Benchmark’s Bill Gurley Takes Aim at SPACs

Bill Gurley, one of Silicon Valley’s most famous venture capitalists, has long been a critic of traditional initial public offerings, in part because the big gains in first-day stock price mean some categories of investor benefit at the expense of the company. Now, he says those price jumps could signal a breach of fiduciary duty.

"Those companies could theoretically be held accountable," Gurley, a general partner at Benchmark, said on Bloomberg Technology on Friday. "The problem is getting ginormously worse."

Benchmark’s Bill Gurley Takes Aim at Latest IPO Gains

Gurley has long advocated direct listings, yet another way private companies can enter public markets, over IPOs. He said IPO pops had become more dramatic recently, indicating an underpricing of shares that could have let some investors gain unfairly.

“DL >> SPAC >> IPO” he wrote later Friday in an email to Bloomberg, using the abbreviation for “greater than,” and signaling he prefers direct listings to special purpose acquisition companies, which are still better than IPOs. 

On Friday, Gurley also criticized the recent market tumult and run-up in shares of GameStop Corp., driven by commenters on Reddit Inc. and day-traders on Robinhood Markets Inc. Gurley advocated banning “payment for order flow”—the process of selling trades to market makers for execution, and which is how Robinhood Markets Inc. makes money. “What Robinhood is really doing, I think, is glorifying speculation,” Gurley said on Bloomberg Technology. “They’re not democratizing investment.”
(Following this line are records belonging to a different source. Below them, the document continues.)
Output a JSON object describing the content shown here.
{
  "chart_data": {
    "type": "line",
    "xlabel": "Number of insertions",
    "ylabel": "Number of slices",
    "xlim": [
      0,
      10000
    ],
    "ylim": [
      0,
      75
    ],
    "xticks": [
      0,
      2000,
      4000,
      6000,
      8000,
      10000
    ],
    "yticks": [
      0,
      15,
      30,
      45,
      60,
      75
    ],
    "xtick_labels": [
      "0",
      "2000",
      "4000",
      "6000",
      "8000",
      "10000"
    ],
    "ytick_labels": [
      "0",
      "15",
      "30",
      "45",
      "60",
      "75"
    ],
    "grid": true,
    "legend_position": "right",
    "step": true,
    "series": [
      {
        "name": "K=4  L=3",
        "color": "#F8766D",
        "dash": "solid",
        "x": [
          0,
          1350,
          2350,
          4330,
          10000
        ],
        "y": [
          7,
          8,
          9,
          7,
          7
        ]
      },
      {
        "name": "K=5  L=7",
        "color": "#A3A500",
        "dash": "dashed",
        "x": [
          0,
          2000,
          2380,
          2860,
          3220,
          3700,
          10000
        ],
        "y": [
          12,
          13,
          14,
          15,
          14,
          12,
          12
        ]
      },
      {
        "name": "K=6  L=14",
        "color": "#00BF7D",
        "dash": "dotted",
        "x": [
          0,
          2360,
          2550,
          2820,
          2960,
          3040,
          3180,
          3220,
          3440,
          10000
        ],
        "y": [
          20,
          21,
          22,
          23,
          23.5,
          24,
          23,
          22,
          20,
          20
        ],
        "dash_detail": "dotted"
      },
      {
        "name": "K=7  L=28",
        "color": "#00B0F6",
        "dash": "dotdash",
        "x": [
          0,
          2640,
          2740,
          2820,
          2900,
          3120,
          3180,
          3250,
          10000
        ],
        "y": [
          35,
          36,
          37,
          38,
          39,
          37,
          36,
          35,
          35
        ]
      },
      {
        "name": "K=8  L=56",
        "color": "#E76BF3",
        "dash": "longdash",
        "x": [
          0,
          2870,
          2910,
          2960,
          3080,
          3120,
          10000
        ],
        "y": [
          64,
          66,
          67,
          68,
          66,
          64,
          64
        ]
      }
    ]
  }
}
In an op-ed in USA Today on Sunday Robinhood Chief Executive Officer Vlad Tenev said, “We will stand right beside everyday people in our mission to break down barriers to open the financial system.” 

Separately, Gurley, a former stock analyst in the 1990s whose companies included Amazon Inc., addressed Jeff Bezos's announcement he would be relinquishing his position as Amazon’s CEO. Regulatory risk would affect other less-entrenched companies more than Amazon, he said.

"Regulation is a friend of the incumbent," he said.